In our study, hypoglycaemia occurred in 76(16%) of late preterm neonates and 221(6.5 %) of term babies. Statistically hypoglycaemia was found significantly higher in late preterm neonates as compared to term neonates (p-value=0.0001, OR =2.74, 95% CI = (2.07 - 3.63) [Table/Fig-6]. Araújo BF, Zatti H et al., found that late-preterms were statistically more likely to be subject to hypoglycaemia as compared to term neonates [28]. Preterm infants are at increased risk of developing hypoglycaemia after birth, because they have immature hepatic glycogenolysis and adipose tissue lipolysis, hormonal dysregulation and deficient hepatic gluconeogenesis and ketogenesis. Statistically respiratory morbidities were found significantly higher in late preterm neonates as compared to term neonates (p-value <0.0001, OR=5.72, 95% CI (3.96-8.27). Hendricks-Muñoz KD et al., found a Respiratory Distress Syndrome (RDS) in 9%, 4%, 3%, in 34-week, 35-week, 36-week as compared to 0.7%, 0.2% and 0% in 37-week, 38 to 39 week, and 40-week gestational age neonates (p < 0. 001) [29]. Statistically need of mechanical ventilation was found significantly higher in late preterm neonates as compared to term neonates (p-value =0.0002, OR=2.94, 95%CI (1.69-5.12) [Table/Fig-7]. Gilbert et al., found that 3.4% late preterm neonates as compared to 0.9% term neonates needed mechanical ventillation [30].

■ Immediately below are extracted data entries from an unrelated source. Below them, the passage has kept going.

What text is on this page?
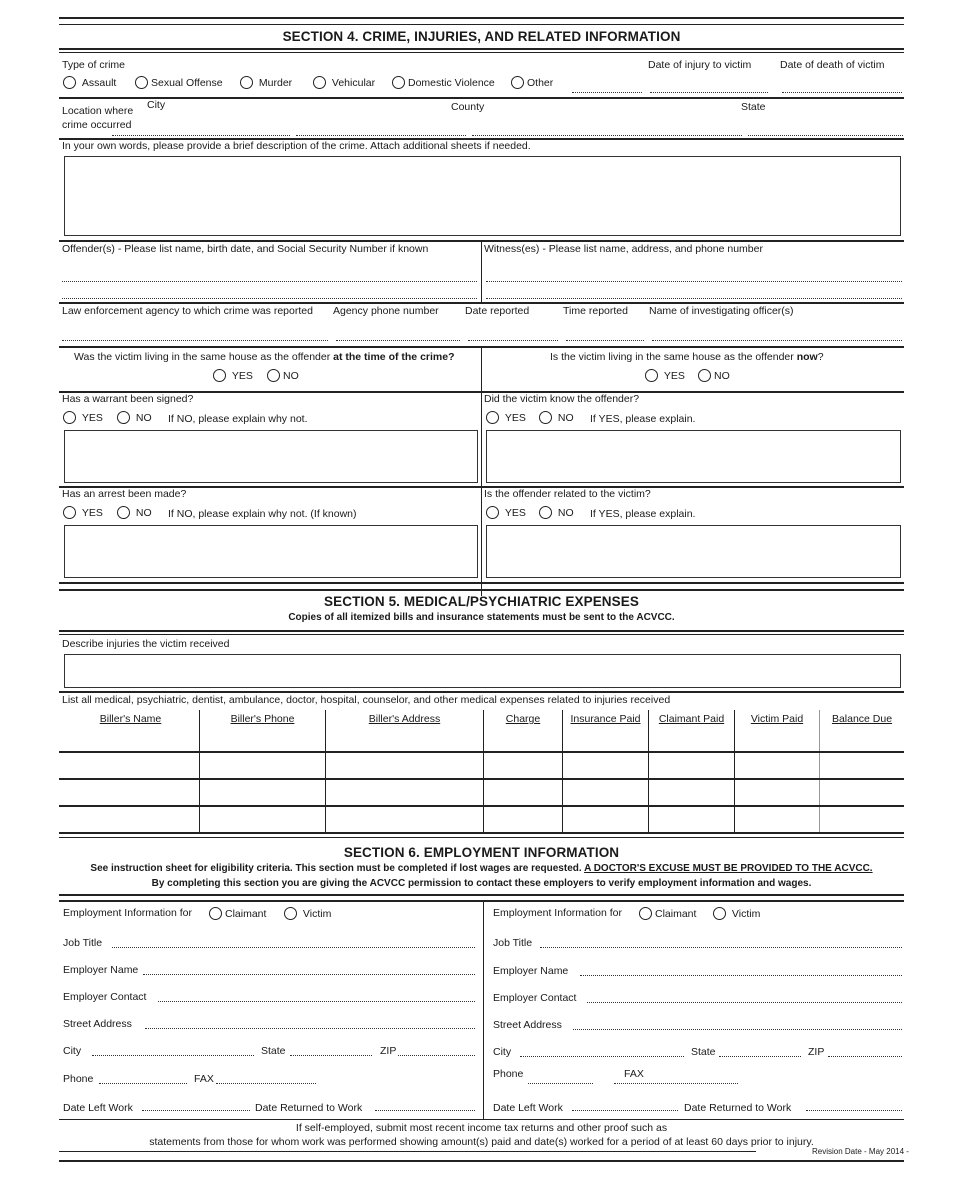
SECTION 4. CRIME, INJURIES, AND RELATED INFORMATION
Type of crime

Assault	Sexual Offense
	Murder
	Vehicular	Domestic Violence	Other
Date of injury to victim	Date of death of victim
Location where
crime occurred
City	County	State
In your own words, please provide a brief description of the crime. Attach additional sheets if needed.
Offender(s) - Please list name, birth date, and Social Security Number if known	Witness(es) - Please list name, address, and phone number
Law enforcement agency to which crime was reported Agency phone number	Date reported	Time reported Name of investigating officer(s)
Was the victim living in the same house as the offender at the time of the crime?

YES	NO
Is the victim living in the same house as the offender now?

YES	NO
Has a warrant been signed?

YES
	NO If NO, please explain why not.
Did the victim know the offender?

YES
	NO If YES, please explain.
Has an arrest been made?

YES
	NO If NO, please explain why not. (If known)
Is the offender related to the victim?

YES
	NO If YES, please explain.
SECTION 5. MEDICAL/PSYCHIATRIC EXPENSES
Copies of all itemized bills and insurance statements must be sent to the ACVCC.
Describe injuries the victim received
List all medical, psychiatric, dentist, ambulance, doctor, hospital, counselor, and other medical expenses related to injuries received
Biller's Name	Biller's Phone	Biller's Address	Charge	Insurance Paid	Claimant Paid	Victim Paid	Balance Due
SECTION 6. EMPLOYMENT INFORMATION
See instruction sheet for eligibility criteria. This section must be completed if lost wages are requested. A DOCTOR'S EXCUSE MUST BE PROVIDED TO THE ACVCC.
By completing this section you are giving the ACVCC permission to contact these employers to verify employment information and wages.
Employment Information for	Claimant
	Victim
Job Title
Employer Name
Employer Contact
Street Address
City	State	ZIP
Phone	FAX
Date Left Work	Date Returned to Work
Employment Information for	Claimant
	Victim
Job Title
Employer Name
Employer Contact
Street Address
City	State	ZIP
Phone	FAX
Date Left Work	Date Returned to Work
If self-employed, submit most recent income tax returns and other proof such as
statements from those for whom work was performed showing amount(s) paid and date(s) worked for a period of at least 60 days prior to injury.
Revision Date - May 2014 -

Comparison of hypoglycemia between late preterm and term neonates
| Hypoglycemia | late Preterm | Term | Odds ratio | 95% CI | p-value |
|---|
| Yes | 76 | 221 | 2.74 | 2.07-3.63 | <0.0001 |
| No | 399 | 3179 |
Comparison of need of mechanical ventilation between late preterm and term neonates
| Mechanical Ventilation | late Preterm | Term | Odds ratio | 95% CI | p-value |
|---|
| Yes | 18 | 45 | 2.94 | 1.69-5.12 | 0.0002 |
| No | 457 | 3355 |
In our study, out of 475 late preterm neonates death occurred in 12 neonates (2.5% OR 25 per 1000 live births) and out of 3400 term neonates death occurred in 40 neonates (11 per 1000 live births). Statistically mortality was found significantly higher in late preterm neonates as compared to term neonates (OR = 2.17, P= 0.02). Celik IH et al., found a mortality rate of 2.1% or 21 per thousand live births [31]. They also found mortality in late preterm significantly higher as compared to term neonates (p<0.001).
Limitation
If sample size was more the results would have been more conclusive.
Conclusion
To conclude our study revealed that late-preterm neonates have significantly higher risk of morbidity and mortality compared with term newborns. Greater concern and attention is required for the care of this ignored, at risk population. The results of present study lay strong importance for timely and judicious decision making while considering a preterm delivery and also suggest the need of the anticipatory clinical guidelines and preparedness in terms of staff, equipment and proper infrastructure for the care of such late preterm infants.